On June 3rd, 2022, at 11:55 AM EST some of Hyro’s virtual assistants were starting to fail. At 01:03 PM EST we saw via our monitoring system that all of Hyro’s virtual assistants, along with certain services, were unavailable. Four years back, Hyro was named Airbud and bought the domain http://airbud.io.
The domain was purchased by Hyro’s CEO on June 3rd, 2018, and on June 3rd, 2022 our auto-renewal mechanisms failed to renew it. Once the domain expired, our systems started to fail in production since the domain was unavailable. Upon identifying this, the domain was renewed and the DNS servers were restarted in order to update the domain across the globe. As a mitigation step, we connected our call center assistants to another domain named http://hyro.ai which helped us to fully recover our call center assistants.
Our call center assistants recovered at 01:48 PM EST.
The incident was fully resolved at 02:25 PM EST
At Hyro, we take the reliability of our services very seriously. We apologize for this unexpected disruption in our services.
We conducted a post-mortem early this week and have begun work on action items designed to make us more resilient to this type of event in the future. The remainder of this post provides details of our findings and plans to mitigate future incidents.
Hyro’s domain name for its production environment,
Airbud.io, expired, causing Hyro’s systems to be inaccessible.
What’s a DNS (Domain Name System)?
All devices with internet connectivity, from smartphones to laptops to the servers that provide content for massive retail websites, find and communicate with one another by using IP addresses. This ensures that when you visit a website, you don't have to remember and enter a long set of digits. Instead, you can enter a domain name like http://example.com and still end up at the desired destination.
It is important to note that DNS relies on caching mechanisms. What that means is that if you visited your domain name on your computer, updated the DNS records to point your domain to a new website with a different IP address, and then visited your domain name again on the same computer, you’re likely to see the old website due to this cache.
So even after we’d renewed our domain relatively quickly, it still took time for the network to invalidate the cache and retrieve the updated domain.
All of Hyro’s domains are managed in one main account. This account is set to auto-renew and notify the CIO a week before they’ve expired.
The http://airbud.io domain was bought using Hyro’s CEO’s personal account before the company was incorporated, and as a result, a notification wasn’t sent to anyone at Hyro.
Hyro’s on-call engineer noticed a large number of connection Errors at 12:02 PM and an incident was opened at 12:14 PM.

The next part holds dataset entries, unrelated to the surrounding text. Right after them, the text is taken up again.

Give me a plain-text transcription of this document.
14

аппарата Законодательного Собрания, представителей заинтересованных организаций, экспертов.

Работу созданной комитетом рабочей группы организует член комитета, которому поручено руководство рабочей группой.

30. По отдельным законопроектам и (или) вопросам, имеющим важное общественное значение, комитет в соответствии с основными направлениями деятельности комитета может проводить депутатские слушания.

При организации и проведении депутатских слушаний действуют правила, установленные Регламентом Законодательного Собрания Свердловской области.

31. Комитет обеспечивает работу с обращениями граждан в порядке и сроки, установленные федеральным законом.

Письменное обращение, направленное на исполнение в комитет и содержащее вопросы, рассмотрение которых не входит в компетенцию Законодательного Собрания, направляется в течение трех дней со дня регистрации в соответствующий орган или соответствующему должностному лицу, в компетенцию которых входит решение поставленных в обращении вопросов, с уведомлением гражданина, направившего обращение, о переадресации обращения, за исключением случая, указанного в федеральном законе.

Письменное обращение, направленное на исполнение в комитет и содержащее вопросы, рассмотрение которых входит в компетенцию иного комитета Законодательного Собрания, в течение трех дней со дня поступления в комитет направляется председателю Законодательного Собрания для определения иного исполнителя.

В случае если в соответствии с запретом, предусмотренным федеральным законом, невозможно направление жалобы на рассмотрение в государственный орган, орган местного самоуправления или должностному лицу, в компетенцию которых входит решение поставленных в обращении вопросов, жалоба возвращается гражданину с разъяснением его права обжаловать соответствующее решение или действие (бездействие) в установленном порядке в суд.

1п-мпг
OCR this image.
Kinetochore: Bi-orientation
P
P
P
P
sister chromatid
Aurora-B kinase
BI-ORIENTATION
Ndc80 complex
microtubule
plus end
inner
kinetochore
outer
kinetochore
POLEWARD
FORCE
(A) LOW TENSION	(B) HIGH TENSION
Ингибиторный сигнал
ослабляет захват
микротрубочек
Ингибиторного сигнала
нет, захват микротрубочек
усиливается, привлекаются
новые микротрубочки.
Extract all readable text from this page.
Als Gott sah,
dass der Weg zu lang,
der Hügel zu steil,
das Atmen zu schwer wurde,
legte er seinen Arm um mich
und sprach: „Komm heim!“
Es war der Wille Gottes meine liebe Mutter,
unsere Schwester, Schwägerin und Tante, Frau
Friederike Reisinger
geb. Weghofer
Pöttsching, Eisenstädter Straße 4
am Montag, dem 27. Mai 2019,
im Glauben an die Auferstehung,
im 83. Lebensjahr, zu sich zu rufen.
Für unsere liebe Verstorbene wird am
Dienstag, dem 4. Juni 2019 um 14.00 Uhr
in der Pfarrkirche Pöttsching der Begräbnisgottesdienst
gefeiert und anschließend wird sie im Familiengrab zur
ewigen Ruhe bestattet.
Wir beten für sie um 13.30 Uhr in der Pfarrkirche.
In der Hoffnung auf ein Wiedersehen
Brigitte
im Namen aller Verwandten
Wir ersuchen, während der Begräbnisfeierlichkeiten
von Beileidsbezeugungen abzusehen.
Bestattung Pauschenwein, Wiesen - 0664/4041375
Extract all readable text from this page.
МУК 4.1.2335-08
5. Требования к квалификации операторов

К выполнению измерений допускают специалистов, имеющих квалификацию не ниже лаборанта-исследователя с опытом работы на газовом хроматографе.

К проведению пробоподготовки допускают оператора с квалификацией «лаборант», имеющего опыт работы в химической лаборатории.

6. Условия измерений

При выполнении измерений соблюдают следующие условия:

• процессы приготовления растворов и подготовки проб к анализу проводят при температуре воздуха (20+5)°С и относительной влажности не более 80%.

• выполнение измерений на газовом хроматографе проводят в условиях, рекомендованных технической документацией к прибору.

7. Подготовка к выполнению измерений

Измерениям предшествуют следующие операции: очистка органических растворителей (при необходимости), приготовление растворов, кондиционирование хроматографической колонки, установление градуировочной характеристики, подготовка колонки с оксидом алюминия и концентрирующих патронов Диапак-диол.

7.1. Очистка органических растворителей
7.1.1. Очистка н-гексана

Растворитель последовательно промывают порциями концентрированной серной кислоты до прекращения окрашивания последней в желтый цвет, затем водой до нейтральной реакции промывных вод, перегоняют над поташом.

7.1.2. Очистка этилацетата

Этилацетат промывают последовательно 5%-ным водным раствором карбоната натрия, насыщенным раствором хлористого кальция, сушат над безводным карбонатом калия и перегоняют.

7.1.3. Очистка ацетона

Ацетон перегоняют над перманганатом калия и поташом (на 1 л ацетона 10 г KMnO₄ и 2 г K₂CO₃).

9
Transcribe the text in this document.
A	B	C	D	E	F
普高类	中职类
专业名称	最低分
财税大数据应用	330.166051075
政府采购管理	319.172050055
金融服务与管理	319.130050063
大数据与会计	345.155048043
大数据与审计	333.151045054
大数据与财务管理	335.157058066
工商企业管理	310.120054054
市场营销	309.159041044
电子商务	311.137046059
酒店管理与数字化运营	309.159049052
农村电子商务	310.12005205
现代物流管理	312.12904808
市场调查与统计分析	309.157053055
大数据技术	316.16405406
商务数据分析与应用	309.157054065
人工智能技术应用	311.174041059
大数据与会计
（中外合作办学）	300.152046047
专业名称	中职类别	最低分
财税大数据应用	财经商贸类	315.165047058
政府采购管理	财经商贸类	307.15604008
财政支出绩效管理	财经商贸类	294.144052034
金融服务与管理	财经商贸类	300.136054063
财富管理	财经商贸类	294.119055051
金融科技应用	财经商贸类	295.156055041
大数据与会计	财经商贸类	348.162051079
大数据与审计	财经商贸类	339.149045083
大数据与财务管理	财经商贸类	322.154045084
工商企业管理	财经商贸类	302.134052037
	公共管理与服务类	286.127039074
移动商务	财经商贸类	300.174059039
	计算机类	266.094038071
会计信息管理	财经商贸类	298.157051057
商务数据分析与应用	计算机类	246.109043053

Due to the nature of the incident (wrong DNS), not all assistants stopped working at once, and it took time for the issue to gradually appear in relation to all deployed assistants. At 12:49 PM, one of Hyro’s customer success managers noticed that the chat assistants weren’t showing up on customers' websites. At 1:03 PM, the team handling the incident concluded both issues were occurring from the same origin and identified the root cause http://airbud.io domain expired). Due to the team’s understanding that there was an auto-renew mechanism in place, the detection of the expired domain took some time to uncover.
Mitigation and Resolution
As a first step, we updated our status page hyro.status.ai to publicly inform about the incident.
When we determined that the incident had a much larger impact than we originally thought, the status page was updated to alert that all of Hyro’s virtual assistants were unavailable.
In parallel, once the root cause was identified, the CIO called the domain provider and renewed the domain.
While the DNS servers were updated, another domain http://hyro.ai, which wasn’t expired, was enabled and the call center assistants' endpoints were updated to use it. This brought all the call center assistants back online. 30 minutes to an hour later, region by region, Hyro’s web-based assistants came back online.
It is important to note, that for a period of time some web-based assistants appeared on our customers' websites but our APIs were still not operational (the DNS propagated to one service but not the other) which caused our web-based assistants to automatically respond with a general error message.
What Went Well
1. Recently, our engineering team upgraded our monitoring capabilities and incident management tools and protocols. We were happy to see that our new on-call system allowed us to act quickly. Our new incident management procedure drove us to assemble the team swiftly, activate our new tools, and involve the engineering management team (VP Engineering, Chief Architect, and CIO) in a matter of minutes.
2. After the severity of the incident was understood, the R&D management team handled the incident quickly and resolved it in a fast and thorough manner.
1. We will ensure that 2 additional people from the engineering management team will gain access to our domain vendor and will get reminders about domain expiry, especially those that could not be auto-renewed.
2. We will add an alert that will constantly check the validity of our domains, as well as certificates (https).
3. We will make sure all domains are managed in one location, and that all are set to auto-renew.
This incident has been a less-than-pleasant experience for our customers, and does not speak to the standards with which we uphold ourselves here at Hyro. We are fully aware of our responsibility to you, our partners in conversational excellence, as you trust us to consistently power meaningful conversations with your customers, 24/7. We are committed to learning from this experience in order to continue delivering value-driven improvements to our services.